Even so, there are still uncertainties about which storage medium will be best and about the costs and viability at scale of some of the energy conversion technologies- for example e-gas compressors and DAC systems. So the route forward is still far from resolved, although LUTs preliminary conclusion, that using green gas storage to deal with occasional inter year events will be expensive, is interesting, and so is LUT’s more general view that the ‘hydrogen economy’ concept has to be revised and widened. 

It says that, usually, ‘hydrogen is discussed more prominently than methane, in terms of long-term seasonal storage, though it is acknowledged that other energy carriers can solve the energy density drawback of hydrogen’. In addition, hydrogen is sometimes assumed to be able to ‘replace hydrocarbons for many end-use applications, including road transportation and space heating, although heat pumps and battery electric vehicles are known to be significantly more efficient technologies’. However it says ‘describing hydrogen as the key energy carrier for many to all end-use applications and intuitively assigning hydrogen to hard-to-abate sectors bears the risk of neglecting potentially better suited options’

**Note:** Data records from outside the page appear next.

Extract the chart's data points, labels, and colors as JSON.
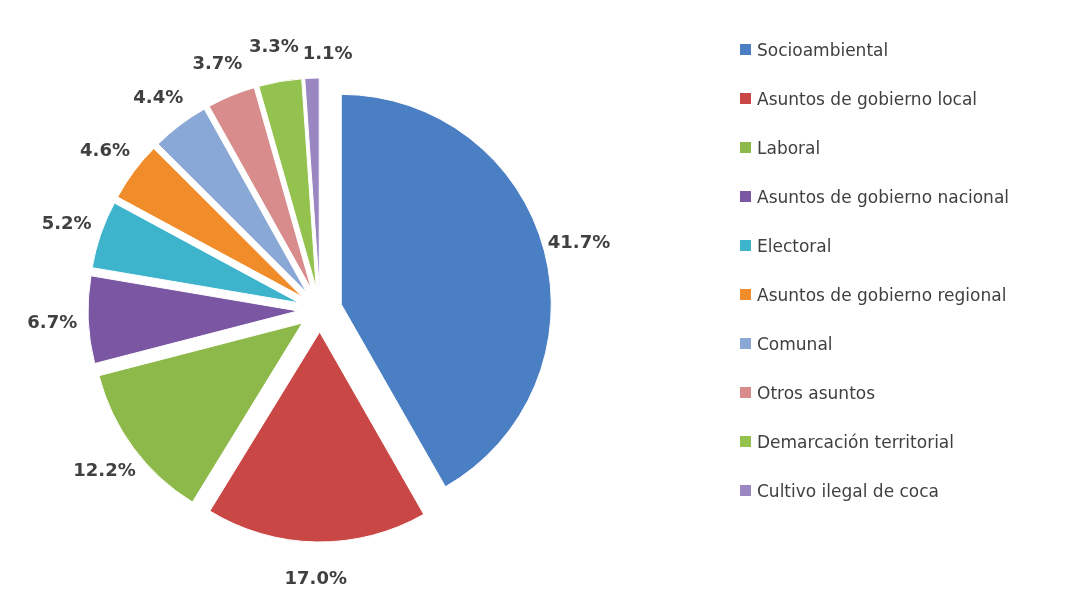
{
  "chart_data": {
    "type": "pie",
    "categories": [
      "Socioambiental",
      "Asuntos de gobierno local",
      "Laboral",
      "Asuntos de gobierno nacional",
      "Electoral",
      "Asuntos de gobierno regional",
      "Comunal",
      "Otros asuntos",
      "Demarcación territorial",
      "Cultivo ilegal de coca"
    ],
    "values": [
      41.7,
      17.0,
      12.2,
      6.7,
      5.2,
      4.6,
      4.4,
      3.7,
      3.3,
      1.1
    ],
    "value_labels": [
      "41.7%",
      "17.0%",
      "12.2%",
      "6.7%",
      "5.2%",
      "4.6%",
      "4.4%",
      "3.7%",
      "3.3%",
      "1.1%"
    ],
    "colors": [
      "#4a7fc4",
      "#c94744",
      "#8db84a",
      "#7a56a3",
      "#3db4cc",
      "#f08c2a",
      "#8aa8d6",
      "#d98c8c",
      "#93c24f",
      "#9a87c2"
    ],
    "legend": "right"
  }
}
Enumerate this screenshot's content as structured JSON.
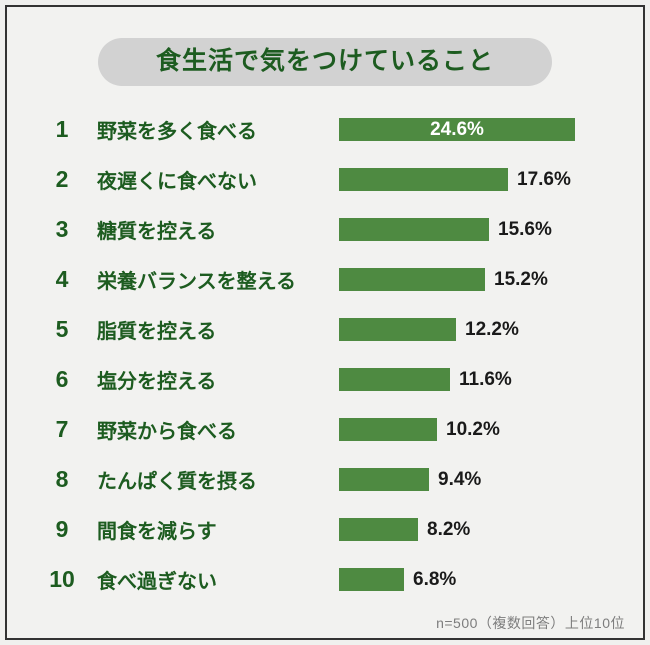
{
  "title": {
    "text": "食生活で気をつけていること",
    "pill_bg": "#d2d2d2",
    "text_color": "#1d5c20"
  },
  "chart_data": {
    "type": "bar",
    "orientation": "horizontal",
    "title": "食生活で気をつけていること",
    "unit": "%",
    "ranks": [
      "1",
      "2",
      "3",
      "4",
      "5",
      "6",
      "7",
      "8",
      "9",
      "10"
    ],
    "categories": [
      "野菜を多く食べる",
      "夜遅くに食べない",
      "糖質を控える",
      "栄養バランスを整える",
      "脂質を控える",
      "塩分を控える",
      "野菜から食べる",
      "たんぱく質を摂る",
      "間食を減らす",
      "食べ過ぎない"
    ],
    "values": [
      24.6,
      17.6,
      15.6,
      15.2,
      12.2,
      11.6,
      10.2,
      9.4,
      8.2,
      6.8
    ],
    "value_labels": [
      "24.6%",
      "17.6%",
      "15.6%",
      "15.2%",
      "12.2%",
      "11.6%",
      "10.2%",
      "9.4%",
      "8.2%",
      "6.8%"
    ],
    "xlim": [
      0,
      25.6
    ],
    "grid": false,
    "legend": false,
    "bar_color": "#4e8a41",
    "label_color": "#1d5c20",
    "value_inside_index": 0
  },
  "footer": {
    "text": "n=500（複数回答）上位10位",
    "color": "#7d7d7d"
  }
}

Certainly, given its conclusion that the hydrogen storage route will be higher cost, it is a little uncertain about the role of hydrogen in the IAS context, and also possibly in some others. It says ‘recent debates challenge the role of hydrogen as an energy carrier by highlighting that hydrogen will mostly be used as an intermediate product to produce e-methane/LNG, e-liquids, or e-chemicals, or for various applications only in cases where direct electric solutions are not suited, creating the term Power-to-X Economy’. And it adds, its efforts to assess the suitability of methane and hydrogen for Inter Annual Storage ‘may add one more example where the use of hydrogen is questioned’. 

It's an interesting, and ongoing, debate, with many new ideas and options being discussed for optimal green gas production and use, including methanol with DAC. For example, it has been claimed that, with a well-sited wind farm, plus DAC, electrolysis & catalyst upgrades, costs may fall from ~$1k to $300 per tonne of methanol, comparable to using fossil gas, but with net negative carbon emission. The Power to Gas/DAC use/storage performance and costs trade-offs in this area are fascinating (not least since you need power to run DAC), though there is still a way to go before we can be certain about the best route ahead. And hydrogen is often still somewhere in the process mix!

*In the UK, the Autumn budget included ‘support for the first round of electrolytic hydrogen production contracts, harnessing renewable energy to decarbonise industry across the length & breadth of the UK’. But it also backed some ‘blue hydrogen’ projects, synthetic hydrogen produced from fossil gas with CCS to make it low carbon, despite the hostility of some to that approach. The battle over blue versus green hydrogen is a global one, with blue mostly being seen as cheaper for now, especially in the industrial context, but green as probably winning out soon, as renewables get cheaper. But all options for the subsequent use hydrogen, or synfuels derived from it, are still up for grabs, with balancing grids, via short or long term storage, obviously only being one of them.